Apple gives X a pass: After weeks of changes to its social handles, branding on its interface, a redirect on the web and lots of chatter from its owner, Twitter the app has finally changed its name on the App Store to X. The single-letter name may have an exception: Apple typically doesn’t allow developers to name their apps as a single character.

SpaceX tests a “pancake”: SpaceX conducted a full-pressure test of a new water deluge system — which CEO Elon Musk described as “a mega-steel pancake” — for its Starship launch vehicle, as the company looks to resolve one of the biggest problems that cropped up during the orbital flight test in April.

Audio

Looking for podcasts to pass the time? You’re in luck. TechCrunch has a wealth of content for your listening pleasure.

On Equity, the crew hosted Sara Mauskopf, the CEO and co-founder of the childcare marketplace Winnie, to discuss the state of care as a venture-backable category, where startups can find the most impact and business results and the pressures of fundraising-driven growth in care-oriented markets.

This week’s episode of Found, meanwhile, focused on ReBokeh, a startup that created an app that applies filters to allow people with low vision to see better.
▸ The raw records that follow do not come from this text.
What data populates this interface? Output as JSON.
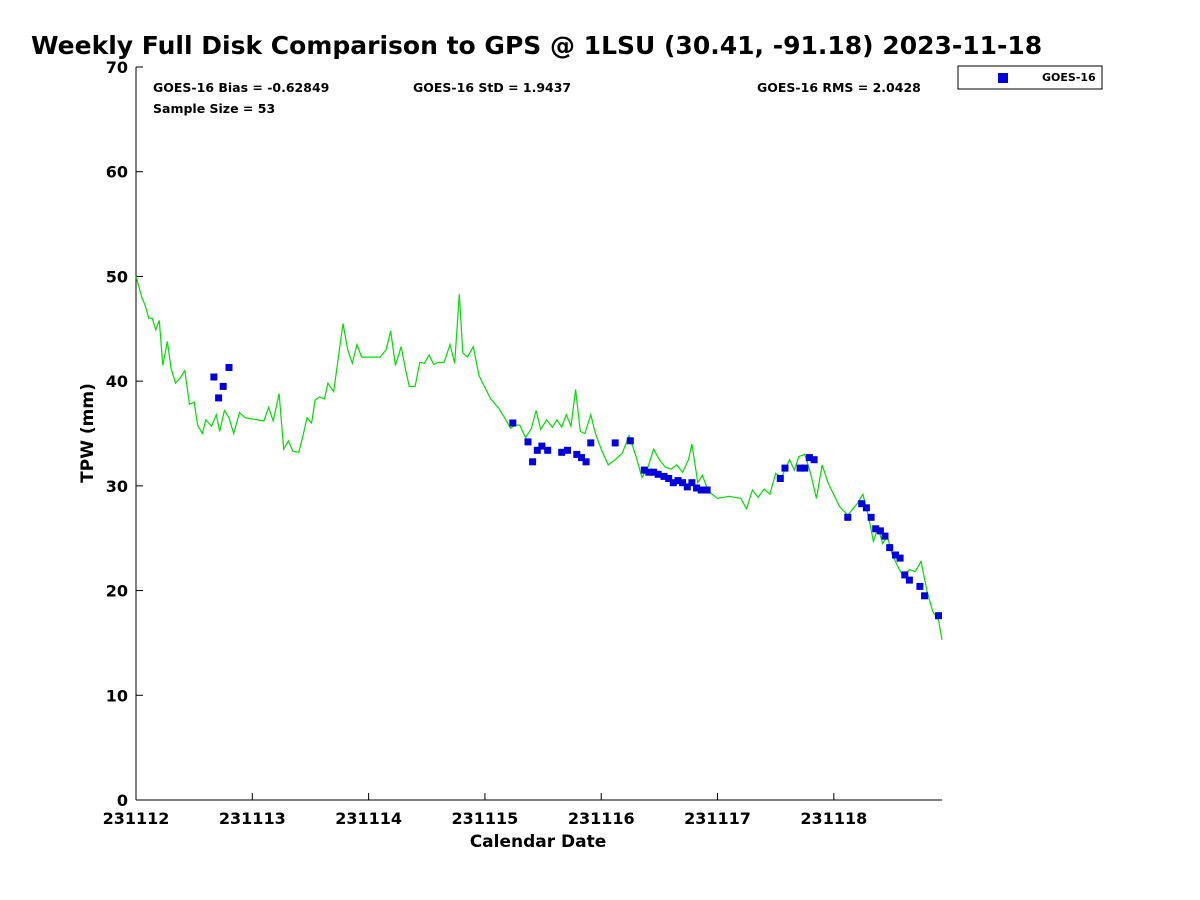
{
  "chart_data": {
    "type": "scatter",
    "title": "Weekly Full Disk Comparison to GPS @ 1LSU (30.41, -91.18) 2023-11-18",
    "xlabel": "Calendar Date",
    "ylabel": "TPW (mm)",
    "xlim": [
      231112,
      231118.93
    ],
    "ylim": [
      0,
      70
    ],
    "x_ticks": [
      {
        "value": 231112,
        "label": "231112"
      },
      {
        "value": 231113,
        "label": "231113"
      },
      {
        "value": 231114,
        "label": "231114"
      },
      {
        "value": 231115,
        "label": "231115"
      },
      {
        "value": 231116,
        "label": "231116"
      },
      {
        "value": 231117,
        "label": "231117"
      },
      {
        "value": 231118,
        "label": "231118"
      }
    ],
    "y_ticks": [
      {
        "value": 0,
        "label": "0"
      },
      {
        "value": 10,
        "label": "10"
      },
      {
        "value": 20,
        "label": "20"
      },
      {
        "value": 30,
        "label": "30"
      },
      {
        "value": 40,
        "label": "40"
      },
      {
        "value": 50,
        "label": "50"
      },
      {
        "value": 60,
        "label": "60"
      },
      {
        "value": 70,
        "label": "70"
      }
    ],
    "stats": {
      "bias": "GOES-16 Bias = -0.62849",
      "std": "GOES-16 StD = 1.9437",
      "rms": "GOES-16 RMS = 2.0428",
      "sample": "Sample Size = 53"
    },
    "legend_position": "top-right, outside plot",
    "grid": false,
    "series": [
      {
        "name": "GOES-16",
        "marker": "square",
        "color": "#0000dd",
        "points": [
          [
            231112.67,
            40.4
          ],
          [
            231112.71,
            38.4
          ],
          [
            231112.75,
            39.5
          ],
          [
            231112.8,
            41.3
          ],
          [
            231115.24,
            36.0
          ],
          [
            231115.37,
            34.2
          ],
          [
            231115.41,
            32.3
          ],
          [
            231115.45,
            33.4
          ],
          [
            231115.49,
            33.8
          ],
          [
            231115.54,
            33.4
          ],
          [
            231115.66,
            33.2
          ],
          [
            231115.71,
            33.4
          ],
          [
            231115.79,
            33.0
          ],
          [
            231115.83,
            32.7
          ],
          [
            231115.87,
            32.3
          ],
          [
            231115.91,
            34.1
          ],
          [
            231116.12,
            34.1
          ],
          [
            231116.25,
            34.3
          ],
          [
            231116.37,
            31.5
          ],
          [
            231116.41,
            31.3
          ],
          [
            231116.45,
            31.3
          ],
          [
            231116.49,
            31.1
          ],
          [
            231116.54,
            30.9
          ],
          [
            231116.58,
            30.7
          ],
          [
            231116.62,
            30.3
          ],
          [
            231116.66,
            30.5
          ],
          [
            231116.7,
            30.3
          ],
          [
            231116.74,
            29.9
          ],
          [
            231116.78,
            30.3
          ],
          [
            231116.82,
            29.8
          ],
          [
            231116.86,
            29.6
          ],
          [
            231116.91,
            29.6
          ],
          [
            231117.54,
            30.7
          ],
          [
            231117.58,
            31.7
          ],
          [
            231117.71,
            31.7
          ],
          [
            231117.75,
            31.7
          ],
          [
            231117.79,
            32.7
          ],
          [
            231117.83,
            32.5
          ],
          [
            231118.12,
            27.0
          ],
          [
            231118.24,
            28.3
          ],
          [
            231118.28,
            27.9
          ],
          [
            231118.32,
            27.0
          ],
          [
            231118.36,
            25.9
          ],
          [
            231118.4,
            25.7
          ],
          [
            231118.44,
            25.2
          ],
          [
            231118.48,
            24.1
          ],
          [
            231118.53,
            23.4
          ],
          [
            231118.57,
            23.1
          ],
          [
            231118.61,
            21.5
          ],
          [
            231118.65,
            21.0
          ],
          [
            231118.74,
            20.4
          ],
          [
            231118.78,
            19.5
          ],
          [
            231118.9,
            17.6
          ]
        ]
      },
      {
        "marker": "line",
        "color": "#00dd00",
        "points": [
          [
            231112.0,
            50.0
          ],
          [
            231112.05,
            48.0
          ],
          [
            231112.08,
            47.2
          ],
          [
            231112.11,
            46.0
          ],
          [
            231112.14,
            46.0
          ],
          [
            231112.17,
            44.9
          ],
          [
            231112.2,
            45.8
          ],
          [
            231112.23,
            41.5
          ],
          [
            231112.27,
            43.8
          ],
          [
            231112.3,
            41.3
          ],
          [
            231112.34,
            39.8
          ],
          [
            231112.38,
            40.3
          ],
          [
            231112.42,
            41.0
          ],
          [
            231112.46,
            37.8
          ],
          [
            231112.5,
            38.0
          ],
          [
            231112.53,
            35.8
          ],
          [
            231112.57,
            35.0
          ],
          [
            231112.6,
            36.3
          ],
          [
            231112.65,
            35.7
          ],
          [
            231112.69,
            36.8
          ],
          [
            231112.72,
            35.2
          ],
          [
            231112.76,
            37.2
          ],
          [
            231112.8,
            36.5
          ],
          [
            231112.84,
            35.0
          ],
          [
            231112.89,
            37.0
          ],
          [
            231112.94,
            36.5
          ],
          [
            231113.1,
            36.2
          ],
          [
            231113.14,
            37.5
          ],
          [
            231113.18,
            36.2
          ],
          [
            231113.23,
            38.8
          ],
          [
            231113.27,
            33.5
          ],
          [
            231113.31,
            34.3
          ],
          [
            231113.35,
            33.3
          ],
          [
            231113.4,
            33.2
          ],
          [
            231113.44,
            35.0
          ],
          [
            231113.47,
            36.5
          ],
          [
            231113.51,
            36.0
          ],
          [
            231113.54,
            38.2
          ],
          [
            231113.58,
            38.5
          ],
          [
            231113.62,
            38.3
          ],
          [
            231113.65,
            39.8
          ],
          [
            231113.7,
            39.0
          ],
          [
            231113.74,
            42.3
          ],
          [
            231113.78,
            45.5
          ],
          [
            231113.82,
            43.0
          ],
          [
            231113.86,
            41.7
          ],
          [
            231113.9,
            43.5
          ],
          [
            231113.94,
            42.3
          ],
          [
            231114.1,
            42.3
          ],
          [
            231114.15,
            43.0
          ],
          [
            231114.19,
            44.8
          ],
          [
            231114.23,
            41.5
          ],
          [
            231114.28,
            43.3
          ],
          [
            231114.32,
            41.0
          ],
          [
            231114.35,
            39.5
          ],
          [
            231114.4,
            39.5
          ],
          [
            231114.44,
            41.8
          ],
          [
            231114.48,
            41.7
          ],
          [
            231114.52,
            42.5
          ],
          [
            231114.56,
            41.6
          ],
          [
            231114.6,
            41.8
          ],
          [
            231114.65,
            41.8
          ],
          [
            231114.7,
            43.5
          ],
          [
            231114.74,
            41.7
          ],
          [
            231114.78,
            48.3
          ],
          [
            231114.81,
            42.7
          ],
          [
            231114.85,
            42.3
          ],
          [
            231114.9,
            43.3
          ],
          [
            231114.95,
            40.5
          ],
          [
            231115.05,
            38.3
          ],
          [
            231115.12,
            37.4
          ],
          [
            231115.17,
            36.5
          ],
          [
            231115.22,
            35.5
          ],
          [
            231115.26,
            35.8
          ],
          [
            231115.3,
            35.8
          ],
          [
            231115.35,
            34.6
          ],
          [
            231115.4,
            35.5
          ],
          [
            231115.44,
            37.2
          ],
          [
            231115.48,
            35.4
          ],
          [
            231115.53,
            36.3
          ],
          [
            231115.58,
            35.6
          ],
          [
            231115.62,
            36.3
          ],
          [
            231115.66,
            35.6
          ],
          [
            231115.7,
            36.8
          ],
          [
            231115.74,
            35.7
          ],
          [
            231115.78,
            39.2
          ],
          [
            231115.82,
            35.2
          ],
          [
            231115.86,
            35.0
          ],
          [
            231115.91,
            36.8
          ],
          [
            231115.95,
            35.0
          ],
          [
            231116.0,
            33.5
          ],
          [
            231116.06,
            32.0
          ],
          [
            231116.12,
            32.5
          ],
          [
            231116.18,
            33.1
          ],
          [
            231116.24,
            34.8
          ],
          [
            231116.3,
            32.8
          ],
          [
            231116.35,
            30.8
          ],
          [
            231116.4,
            31.7
          ],
          [
            231116.45,
            33.5
          ],
          [
            231116.5,
            32.5
          ],
          [
            231116.55,
            31.8
          ],
          [
            231116.6,
            31.6
          ],
          [
            231116.65,
            32.0
          ],
          [
            231116.7,
            31.3
          ],
          [
            231116.75,
            32.5
          ],
          [
            231116.78,
            34.0
          ],
          [
            231116.83,
            30.3
          ],
          [
            231116.87,
            31.0
          ],
          [
            231116.92,
            29.5
          ],
          [
            231117.0,
            28.8
          ],
          [
            231117.1,
            29.0
          ],
          [
            231117.2,
            28.8
          ],
          [
            231117.25,
            27.8
          ],
          [
            231117.3,
            29.6
          ],
          [
            231117.35,
            28.9
          ],
          [
            231117.4,
            29.7
          ],
          [
            231117.45,
            29.2
          ],
          [
            231117.5,
            31.2
          ],
          [
            231117.55,
            30.8
          ],
          [
            231117.62,
            32.5
          ],
          [
            231117.66,
            31.5
          ],
          [
            231117.7,
            32.8
          ],
          [
            231117.75,
            33.0
          ],
          [
            231117.8,
            31.2
          ],
          [
            231117.85,
            28.8
          ],
          [
            231117.9,
            32.0
          ],
          [
            231117.95,
            30.3
          ],
          [
            231118.05,
            28.0
          ],
          [
            231118.12,
            27.2
          ],
          [
            231118.2,
            28.3
          ],
          [
            231118.25,
            29.2
          ],
          [
            231118.3,
            27.0
          ],
          [
            231118.34,
            24.7
          ],
          [
            231118.38,
            26.0
          ],
          [
            231118.42,
            24.5
          ],
          [
            231118.46,
            25.2
          ],
          [
            231118.5,
            23.5
          ],
          [
            231118.55,
            22.3
          ],
          [
            231118.6,
            21.3
          ],
          [
            231118.65,
            22.0
          ],
          [
            231118.7,
            21.8
          ],
          [
            231118.75,
            22.8
          ],
          [
            231118.8,
            20.0
          ],
          [
            231118.85,
            18.0
          ],
          [
            231118.9,
            17.2
          ],
          [
            231118.93,
            15.3
          ]
        ]
      }
    ]
  }
}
The founder and CEO, Rebecca Rosenberg, talked about how her own experience with having low vision inspired the product and what it was like building ReBokeh as an undergrad when everything went remote in 2020.

And over on Chain Reaction, Jesse Pollak, head of protocols at Coinbase, chatted about the launch of Base, a new Ethereum-based blockchain that’s set to launch on Coinbase in just a few days. Pollak dove into what’s going on and why it matters, as well as where he sees Base going in the distant future.

TechCrunch+

TC+ subscribers get access to in-depth commentary, analysis and surveys — which you know if you’re already a subscriber. If you’re not, consider signing up. Here are a few highlights from this week:

The future of AI is video: Haje writes about how generative AI video tech is advancing quickly — and how it’s opening up a world full of possibilities that are both brilliant and terrible.

Crypto’s not dead yet: The crypto world might be shaky — but the blockchain developer space is showing signs of promise. Responding to a survey for TC+, builders showed most interest in smart contract security and account abstraction.

Room-temperature superconductors: Last week, a team from South Korea claimed to have created a material that superconducts at ambient temperature. It’s too early to tell whether their work will hold up to scientific scrutiny. But Tim writes that, if it does, many industries would be ripe for upheaval.